When I was growing up, my family never talked about pioneer ancestry, and I just assumed I didn’t have any pioneer ancestors. Many years later, after I was married, I learned that I did indeed have many pioneer ancestors and one of them has a remarkable story which I would like to share.
My great, great grandmother, Charlotte Dansie and her husband converted to the Church of Jesus Christ of Latter-day Saints in Suffolk, England. They were determined to make their way to the Salt Lake Valley, which involved crossing an ocean and a continent with five children, leaving behind the graves of two of their children. My grandmother was pregnant with her eighth child during this time.
They sailed from Liverpool on May 14, 1862, aboard the sailing ship William Tapscott, and arrived in New York on June 25, after 42 long days at sea, a voyage that harmed the health of many of the passengers.
The Church had chartered a train to take the converts to Florence, Nebraska, where they gathered to outfit for the trip to the Salt Lake Valley. The Dansies were assigned to the company of Capt. Ansil P. Harmon, which consisted of 48 wagons and nearly 500 individuals. They left Florence on August 2, 1862. Ansil Harmon’s journal stated that there were eight deaths while the company camped at Florence, and probably at least 25 more before the company reached South Pass on the Sweetwater River.
My grandmother was pregnant, but we do not know how far along her pregnancy was. She had suffered during the voyage, and her health had continued to deteriorate during the wagon journey. Before she died, she was in such pain that she told her husband she could stand her suffering no longer and asked him to pray to God that she might be released and return to her maker. It was only a matter of minutes until both she and the baby died. A few men from the company began to dig a grave for her and the baby, and for Caroline Myers, another sister who had also passed away that morning. My great, great grandfather put a strand of blue beads around Charlotte’s neck and, from the family belongings, tore the lid off a large trunk and placed it over Charlotte’s body. The baby was buried in the arms of his mother.

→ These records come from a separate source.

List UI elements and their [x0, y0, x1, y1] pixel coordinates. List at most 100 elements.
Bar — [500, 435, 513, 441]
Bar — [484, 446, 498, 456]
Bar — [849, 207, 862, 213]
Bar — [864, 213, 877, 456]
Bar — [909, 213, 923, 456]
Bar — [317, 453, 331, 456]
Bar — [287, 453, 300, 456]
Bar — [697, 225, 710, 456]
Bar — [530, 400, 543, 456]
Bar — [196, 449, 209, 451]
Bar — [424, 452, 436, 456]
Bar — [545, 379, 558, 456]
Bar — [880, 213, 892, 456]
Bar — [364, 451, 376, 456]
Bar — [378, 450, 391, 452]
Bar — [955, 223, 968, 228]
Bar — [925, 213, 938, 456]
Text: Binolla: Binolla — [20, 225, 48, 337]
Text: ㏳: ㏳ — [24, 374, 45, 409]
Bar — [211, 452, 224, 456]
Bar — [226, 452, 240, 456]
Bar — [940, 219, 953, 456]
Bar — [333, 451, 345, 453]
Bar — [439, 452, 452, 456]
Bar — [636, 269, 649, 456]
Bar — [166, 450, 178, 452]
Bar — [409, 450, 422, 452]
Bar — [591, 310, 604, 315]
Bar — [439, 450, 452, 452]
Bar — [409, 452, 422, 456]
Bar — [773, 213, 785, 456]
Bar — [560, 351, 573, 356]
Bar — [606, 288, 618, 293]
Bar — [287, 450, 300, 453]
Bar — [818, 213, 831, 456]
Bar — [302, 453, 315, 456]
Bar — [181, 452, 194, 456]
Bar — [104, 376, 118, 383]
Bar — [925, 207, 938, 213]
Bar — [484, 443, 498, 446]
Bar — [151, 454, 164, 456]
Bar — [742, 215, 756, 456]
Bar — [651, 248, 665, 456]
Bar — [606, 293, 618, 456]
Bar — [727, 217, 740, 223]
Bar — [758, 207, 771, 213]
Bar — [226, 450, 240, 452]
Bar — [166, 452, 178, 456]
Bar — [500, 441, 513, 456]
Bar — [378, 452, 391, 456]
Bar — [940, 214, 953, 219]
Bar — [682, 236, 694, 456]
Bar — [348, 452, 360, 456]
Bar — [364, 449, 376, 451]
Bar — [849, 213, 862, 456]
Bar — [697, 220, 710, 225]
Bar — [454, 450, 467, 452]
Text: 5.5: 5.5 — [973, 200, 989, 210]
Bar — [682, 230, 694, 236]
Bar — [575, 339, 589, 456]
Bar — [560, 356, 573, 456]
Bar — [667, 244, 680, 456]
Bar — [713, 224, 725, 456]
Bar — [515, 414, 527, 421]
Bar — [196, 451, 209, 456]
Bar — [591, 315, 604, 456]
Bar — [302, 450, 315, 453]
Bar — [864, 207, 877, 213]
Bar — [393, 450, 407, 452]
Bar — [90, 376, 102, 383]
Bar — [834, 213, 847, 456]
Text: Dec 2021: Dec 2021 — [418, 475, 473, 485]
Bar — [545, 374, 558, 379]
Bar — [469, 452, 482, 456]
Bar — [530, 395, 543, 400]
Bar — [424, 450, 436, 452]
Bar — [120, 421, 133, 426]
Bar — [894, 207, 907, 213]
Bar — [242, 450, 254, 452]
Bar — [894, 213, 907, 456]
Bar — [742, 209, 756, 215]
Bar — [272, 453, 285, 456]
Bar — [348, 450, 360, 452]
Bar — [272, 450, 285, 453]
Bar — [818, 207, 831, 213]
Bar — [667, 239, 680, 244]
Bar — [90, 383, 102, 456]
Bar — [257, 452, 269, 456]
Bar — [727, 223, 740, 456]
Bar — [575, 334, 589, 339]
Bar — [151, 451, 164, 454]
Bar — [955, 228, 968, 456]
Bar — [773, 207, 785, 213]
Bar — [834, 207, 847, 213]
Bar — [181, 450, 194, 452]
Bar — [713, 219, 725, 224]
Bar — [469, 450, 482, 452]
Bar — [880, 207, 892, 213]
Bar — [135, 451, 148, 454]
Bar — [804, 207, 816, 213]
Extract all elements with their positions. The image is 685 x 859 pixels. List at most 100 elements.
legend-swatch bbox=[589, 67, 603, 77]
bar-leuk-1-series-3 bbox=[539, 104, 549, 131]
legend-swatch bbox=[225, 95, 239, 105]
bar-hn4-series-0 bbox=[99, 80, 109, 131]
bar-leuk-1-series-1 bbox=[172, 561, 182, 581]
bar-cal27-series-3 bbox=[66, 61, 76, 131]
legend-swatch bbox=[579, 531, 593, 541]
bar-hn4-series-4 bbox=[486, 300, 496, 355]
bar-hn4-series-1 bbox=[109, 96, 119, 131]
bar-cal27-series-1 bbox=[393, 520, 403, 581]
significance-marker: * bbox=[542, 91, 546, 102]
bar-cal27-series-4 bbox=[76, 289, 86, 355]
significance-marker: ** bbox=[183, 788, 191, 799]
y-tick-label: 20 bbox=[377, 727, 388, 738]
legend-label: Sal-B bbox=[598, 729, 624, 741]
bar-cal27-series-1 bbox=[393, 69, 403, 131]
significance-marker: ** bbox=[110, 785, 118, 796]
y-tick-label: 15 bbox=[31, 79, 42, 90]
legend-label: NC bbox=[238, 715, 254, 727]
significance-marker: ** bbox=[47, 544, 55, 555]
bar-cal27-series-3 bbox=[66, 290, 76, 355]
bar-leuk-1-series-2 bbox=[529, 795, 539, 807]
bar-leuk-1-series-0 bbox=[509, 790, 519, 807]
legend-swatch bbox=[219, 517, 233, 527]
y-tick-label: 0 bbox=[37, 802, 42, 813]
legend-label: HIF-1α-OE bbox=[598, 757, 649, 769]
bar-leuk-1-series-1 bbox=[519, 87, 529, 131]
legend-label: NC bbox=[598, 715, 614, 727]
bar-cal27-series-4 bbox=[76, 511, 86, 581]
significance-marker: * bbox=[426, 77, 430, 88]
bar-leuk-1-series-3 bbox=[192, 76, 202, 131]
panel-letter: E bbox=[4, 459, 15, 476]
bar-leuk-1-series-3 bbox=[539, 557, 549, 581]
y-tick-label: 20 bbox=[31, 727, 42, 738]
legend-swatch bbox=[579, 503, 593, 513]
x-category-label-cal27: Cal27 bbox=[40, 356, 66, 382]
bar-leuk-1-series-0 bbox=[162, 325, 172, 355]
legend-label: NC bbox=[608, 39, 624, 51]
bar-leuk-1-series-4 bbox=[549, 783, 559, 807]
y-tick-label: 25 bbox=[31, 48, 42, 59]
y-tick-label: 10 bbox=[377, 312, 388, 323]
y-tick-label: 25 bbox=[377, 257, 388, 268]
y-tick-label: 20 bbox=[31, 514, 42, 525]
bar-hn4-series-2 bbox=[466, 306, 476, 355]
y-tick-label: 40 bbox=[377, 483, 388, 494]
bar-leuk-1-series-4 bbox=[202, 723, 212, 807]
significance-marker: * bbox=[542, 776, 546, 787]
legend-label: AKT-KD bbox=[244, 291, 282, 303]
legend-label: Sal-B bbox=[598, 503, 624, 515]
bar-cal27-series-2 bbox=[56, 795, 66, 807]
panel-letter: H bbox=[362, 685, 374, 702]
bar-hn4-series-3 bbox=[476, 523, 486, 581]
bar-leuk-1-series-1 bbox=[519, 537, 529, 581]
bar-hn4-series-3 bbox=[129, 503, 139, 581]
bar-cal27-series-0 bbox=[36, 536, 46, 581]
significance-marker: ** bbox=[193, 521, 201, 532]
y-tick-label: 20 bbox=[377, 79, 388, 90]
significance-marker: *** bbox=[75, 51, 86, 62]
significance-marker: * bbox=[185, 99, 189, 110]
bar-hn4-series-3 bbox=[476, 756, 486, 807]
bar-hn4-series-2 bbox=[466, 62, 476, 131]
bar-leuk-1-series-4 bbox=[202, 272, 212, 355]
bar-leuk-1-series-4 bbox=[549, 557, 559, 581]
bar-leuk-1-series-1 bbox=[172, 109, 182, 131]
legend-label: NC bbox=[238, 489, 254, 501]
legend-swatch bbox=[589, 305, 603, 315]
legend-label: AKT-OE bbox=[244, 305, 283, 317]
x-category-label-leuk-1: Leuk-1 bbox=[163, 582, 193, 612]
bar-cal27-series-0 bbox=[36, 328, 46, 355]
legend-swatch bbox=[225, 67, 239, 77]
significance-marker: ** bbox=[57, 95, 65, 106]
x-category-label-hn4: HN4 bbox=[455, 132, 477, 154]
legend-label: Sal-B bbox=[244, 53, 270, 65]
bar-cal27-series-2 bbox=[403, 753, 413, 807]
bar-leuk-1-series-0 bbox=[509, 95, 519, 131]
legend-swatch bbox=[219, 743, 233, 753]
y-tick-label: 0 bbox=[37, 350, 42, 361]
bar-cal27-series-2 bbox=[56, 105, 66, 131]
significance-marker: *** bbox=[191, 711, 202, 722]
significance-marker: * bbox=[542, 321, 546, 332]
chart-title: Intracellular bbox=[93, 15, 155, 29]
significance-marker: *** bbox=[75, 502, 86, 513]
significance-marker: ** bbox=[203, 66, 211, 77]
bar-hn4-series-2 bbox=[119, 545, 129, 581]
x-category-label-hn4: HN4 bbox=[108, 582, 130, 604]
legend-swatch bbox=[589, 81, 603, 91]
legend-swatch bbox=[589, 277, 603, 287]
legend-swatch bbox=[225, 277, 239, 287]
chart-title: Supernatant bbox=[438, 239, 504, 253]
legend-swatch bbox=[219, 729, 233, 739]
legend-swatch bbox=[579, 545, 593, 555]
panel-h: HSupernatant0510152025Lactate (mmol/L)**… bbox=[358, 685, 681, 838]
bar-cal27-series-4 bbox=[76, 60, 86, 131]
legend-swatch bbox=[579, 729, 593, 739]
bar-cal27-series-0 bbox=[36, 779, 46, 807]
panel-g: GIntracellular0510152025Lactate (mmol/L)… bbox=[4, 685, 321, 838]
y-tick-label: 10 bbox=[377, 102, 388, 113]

Some of the family members later tried to locate Charlotte’s grave, but without success. In 1939, some members of the next generation, armed with an earlier letter to the family from D T McAllister, another member of the Harmon company, made another attempt. When they reached Pacific Springs, WY, they found a man they described as a “Mexican sheepherder” camped nearby. They asked him if he knew of any old graves in the area. He told them that some other sheepherders had dug into a grave, but when they found that three people were buried in the grave, two adults and a baby, it had been covered back up. After they questioned him further, it began to appear that the man himself had dug up the grave. He later admitted to it and produced a string of blue beads that he had found in the grave. The necklace was recognized as the one placed around Charlotte’s neck by her husband before her burial.
Scrap metal from the trunk, copper rivets, brass hinges and a lock engraved with the image of a lion were scattered around the grave. All this evidence led the family members to believe they had finally relocated the grave of Charlotte and Joseph Dansie and Caroline Myers, who had died the same morning.

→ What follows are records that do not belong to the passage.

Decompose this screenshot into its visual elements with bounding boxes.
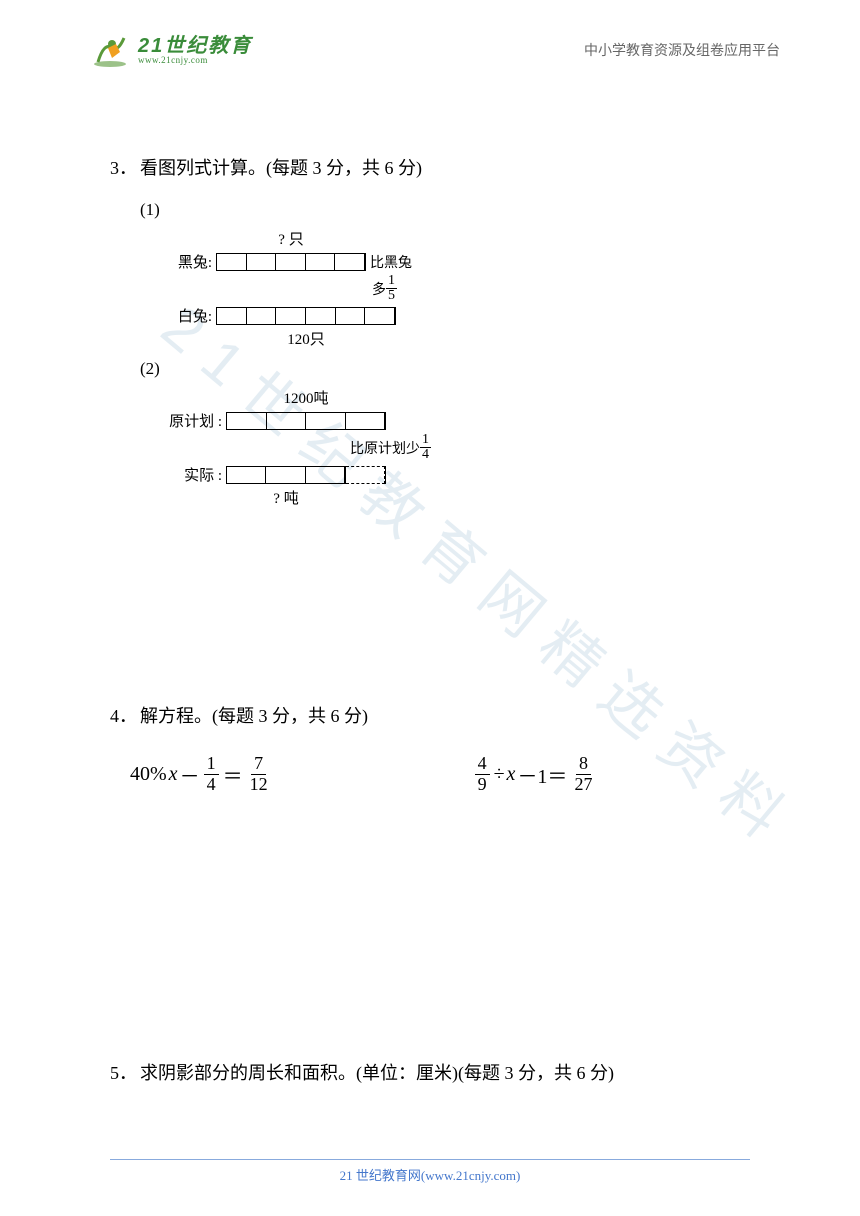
eq1-f2d: 12 — [247, 775, 271, 795]
q5-title: 求阴影部分的周长和面积。(单位：厘米)(每题 3 分，共 6 分) — [140, 1063, 614, 1083]
footer-text: 21 世纪教育网(www.21cnjy.com) — [0, 1165, 860, 1184]
logo-title: 21世纪教育 — [138, 36, 252, 56]
d1-frac-n: 1 — [386, 274, 397, 289]
page-header: 21世纪教育 www.21cnjy.com 中小学教育资源及组卷应用平台 — [0, 30, 860, 70]
eq2-f2d: 27 — [571, 775, 595, 795]
eq1-pre: 40% — [130, 763, 167, 786]
eq2-div: ÷ — [494, 763, 505, 786]
q4-number: 4． — [110, 698, 140, 734]
d2-row2-label: 实际 : — [160, 464, 226, 485]
logo: 21世纪教育 www.21cnjy.com — [90, 30, 252, 70]
q4-title: 解方程。(每题 3 分，共 6 分) — [140, 706, 368, 726]
q3-diagram2: 1200吨 原计划 : 比原计划少 14 实际 : — [160, 387, 750, 508]
eq1-f1n: 1 — [204, 754, 219, 775]
d1-top: ? 只 — [216, 228, 366, 249]
d2-top: 1200吨 — [226, 387, 386, 408]
question-5: 5．求阴影部分的周长和面积。(单位：厘米)(每题 3 分，共 6 分) — [110, 1055, 750, 1091]
d1-bottom: 120只 — [216, 328, 396, 349]
eq1-f1d: 4 — [204, 775, 219, 795]
q5-number: 5． — [110, 1055, 140, 1091]
eq1-eq: ＝ — [223, 760, 243, 789]
eq2-minus: －1＝ — [517, 760, 567, 789]
content-area: 3．看图列式计算。(每题 3 分，共 6 分) (1) ? 只 黑兔: 比黑兔 … — [110, 150, 750, 1105]
d1-right1: 比黑兔 — [370, 252, 412, 272]
q3-part2-label: (2) — [140, 359, 750, 379]
q3-number: 3． — [110, 150, 140, 186]
d2-bottom: ? 吨 — [226, 487, 346, 508]
q4-eq2: 49 ÷x－1＝ 827 — [473, 754, 598, 795]
d2-frac-n: 1 — [420, 433, 431, 448]
eq1-f2n: 7 — [251, 754, 266, 775]
q3-part1-label: (1) — [140, 200, 750, 220]
logo-icon — [90, 30, 132, 70]
d2-row1-label: 原计划 : — [160, 410, 226, 431]
d1-row2-label: 白兔: — [160, 305, 216, 326]
header-subtitle: 中小学教育资源及组卷应用平台 — [584, 40, 780, 60]
d1-frac-d: 5 — [386, 289, 397, 303]
eq1-x: x — [169, 763, 178, 786]
eq2-f1n: 4 — [475, 754, 490, 775]
q3-title: 看图列式计算。(每题 3 分，共 6 分) — [140, 158, 422, 178]
d2-right: 比原计划少 — [350, 438, 420, 458]
q4-equations: 40%x－ 14 ＝ 712 49 ÷x－1＝ 827 — [130, 754, 750, 795]
eq1-minus: － — [180, 760, 200, 789]
question-3: 3．看图列式计算。(每题 3 分，共 6 分) — [110, 150, 750, 186]
logo-url: www.21cnjy.com — [138, 56, 252, 65]
d1-right2: 多 — [372, 279, 386, 299]
d2-frac-d: 4 — [420, 448, 431, 462]
eq2-f1d: 9 — [475, 775, 490, 795]
q3-diagram1: ? 只 黑兔: 比黑兔 多 15 白兔: — [160, 228, 750, 349]
eq2-f2n: 8 — [576, 754, 591, 775]
footer-divider — [110, 1159, 750, 1160]
q4-eq1: 40%x－ 14 ＝ 712 — [130, 754, 273, 795]
d1-row1-label: 黑兔: — [160, 251, 216, 272]
question-4: 4．解方程。(每题 3 分，共 6 分) — [110, 698, 750, 734]
eq2-x: x — [507, 763, 516, 786]
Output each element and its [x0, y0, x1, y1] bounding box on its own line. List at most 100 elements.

Little more than a month later, the present monument and fence were installed and dedicated by more than 80 members of the Dansie family, including my great grandmother, Sarah Ann Dansie, Charlotte’s last surviving child, who had been 4 years old when she witnessed her mother’s burial 77 years before.
In 1958, President Eisenhower authorized the Secretary of the Interior to convey an acre and a quarter of land to be used as a grave site and memorial to Charlotte Rudland Dansie. The words quoted on the monument are from the hymn, “Come, Come Ye Saints”:
“And should we die before our journey’s through, Happy day! All is well!
We then are free from toil and sorrow too; With the just, we shall dwell.
But if our lives are spared again, to see the Saints, their rest obtain,
Oh how we’ll make this chorus swell – All is well! All is well!”
I’m so thankful for this story of the courage and devotion of these family members. What an incentive to try and live up to their faithful example.